To be able to then plead punitive damages against the entity based on the conduct of an employee, the Plaintiff must further satisfy (3) of §768.72 which states:* - In the case of an employer, principal, corporation, or other legal entity, punitive damages may be imposed for the conduct of an employee or agent only if the conduct of the employee or agent meets the criteria specified in subsection (2) and:
(a) The employer, principal, corporation, or other legal entity *actively and knowingly participated in such conduct;
(b) The officers, directors, or managers of the employer, principal, corporation, or other legal entity knowingly condoned, ratified, or consented to such conduct; or
(c) The employer, principal, corporation, or other legal entity engaged in conduct that constituted gross negligence and that contributed to the loss, damages, or injury suffered by the claimant.

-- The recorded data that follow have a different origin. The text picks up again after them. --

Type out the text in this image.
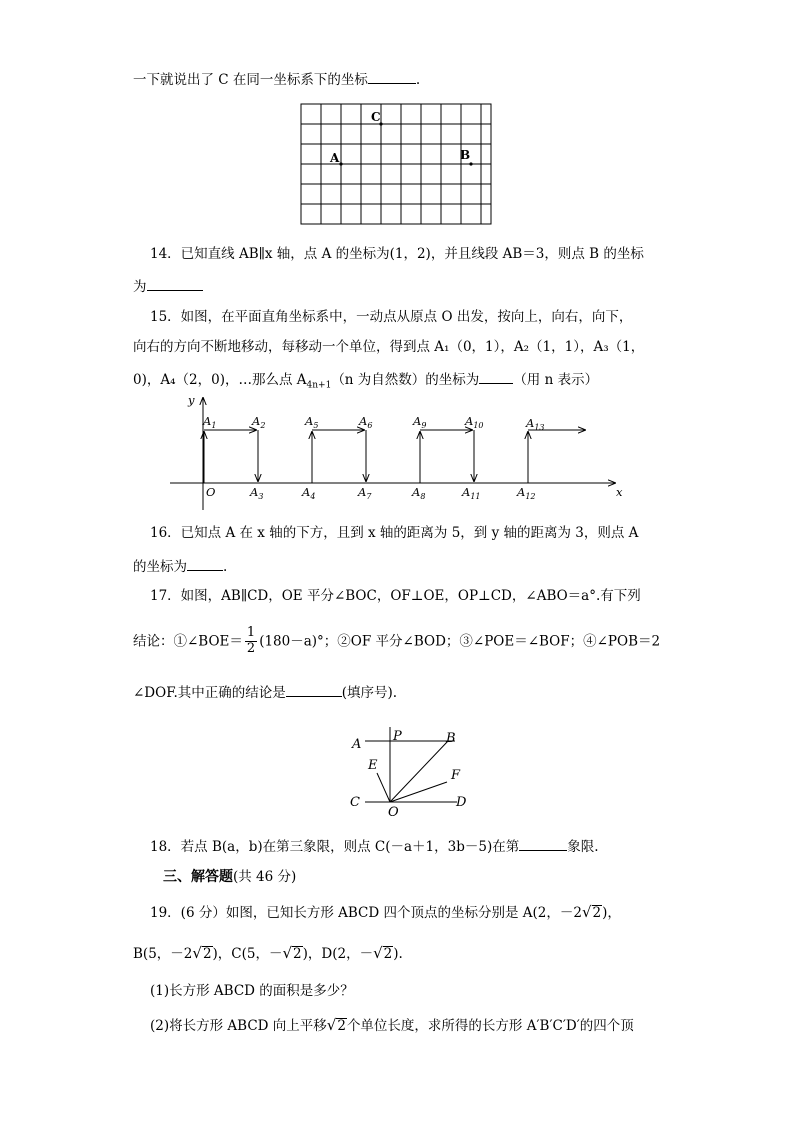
一下就说出了 C 在同一坐标系下的坐标	.
C
A	B
14．已知直线 AB∥x 轴，点 A 的坐标为(1，2)，并且线段 AB＝3，则点 B 的坐标
为
15．如图，在平面直角坐标系中，一动点从原点 O 出发，按向上，向右，向下，
向右的方向不断地移动，每移动一个单位，得到点 A₁（0，1），A₂（1，1），A₃（1，
0)，A₄（2，0)，…那么点 $A_{4n+1}(n$ 为自然数）的坐标为	（用 n 表示）
x
y
O
$A_1$	$A_2$	$A_5$	$A_6$	$A_9$	$A_{10}$	$A_{13}$
$A_3$	$A_4$	$A_7$	$A_8$	$A_{11}$	$A_{12}$
16．已知点 A 在 x 轴的下方，且到 x 轴的距离为 5，到 y 轴的距离为 3，则点 A
的坐标为	.
17．如图，AB∥CD，OE 平分∠BOC，OF⊥OE，OP⊥CD，∠ABO＝a°.有下列
结论：①∠BOE＝ $\frac{1}{2} (180-a)^\circ$；②OF 平分∠BOD；③∠POE＝∠BOF；④∠POB＝2
∠DOF.其中正确的结论是	(填序号).
A
P	B
E
F
C
O
D
18．若点 B(a，b)在第三象限，则点 C(－a＋1，3b－5)在第	象限.
三、解答题(共 46 分)
19．(6 分）如图，已知长方形 ABCD 四个顶点的坐标分别是 A(2，－2√2)，
B(5，－2√2)，C(5，－√2)，D(2，－√2).
(1)长方形 ABCD 的面积是多少？
(2)将长方形 ABCD 向上平移√2个单位长度，求所得的长方形 A′B′C′D′的四个顶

As it relates to vicarious liability against an entity for punitive damages, it is well settled that before an employer or principle may be held vicariously liable for punitive damages under the doctrine of respondeat superior, there must be some fault on its part, since punitive damages are imposed only as punishment of Defendant and as deterrent to others. See Mercury Motors Express. Inc. v. Smith, 393 So. 2d 545 (Fla. 1981). Section 768.72(3) provides that punitive damages may be imposed upon an employer for the conduct of the employee or agent only if the employer actively and knowingly participates, condones, ratifies or consents to such conduct. See Koutsourdis v. Delta Air Lines, Inc., 427 F. 3d 1339 (11th Cir. 2005) (applying Florida law). “Under section 768.72(3), the legislature established a heightened standard for imposing punitive damages on an employer rather than adopting the common law rules of agency and vicarious liability.” HCA Health Servs. of Fla., Inc. v. Byers-McPheeters, 201 So. 3d 669, 670 (Fla. 4th DCA 2016).
Accordingly, it is important for a defense attorney to not only evaluate whether a Plaintiff’s proffer of evidence is sufficient to plead punitive damages against an individual driver, it is also very important to evaluate the proffer to determine if punitive damages are also applicable to the driver’s employer under the law’s heightened requirements.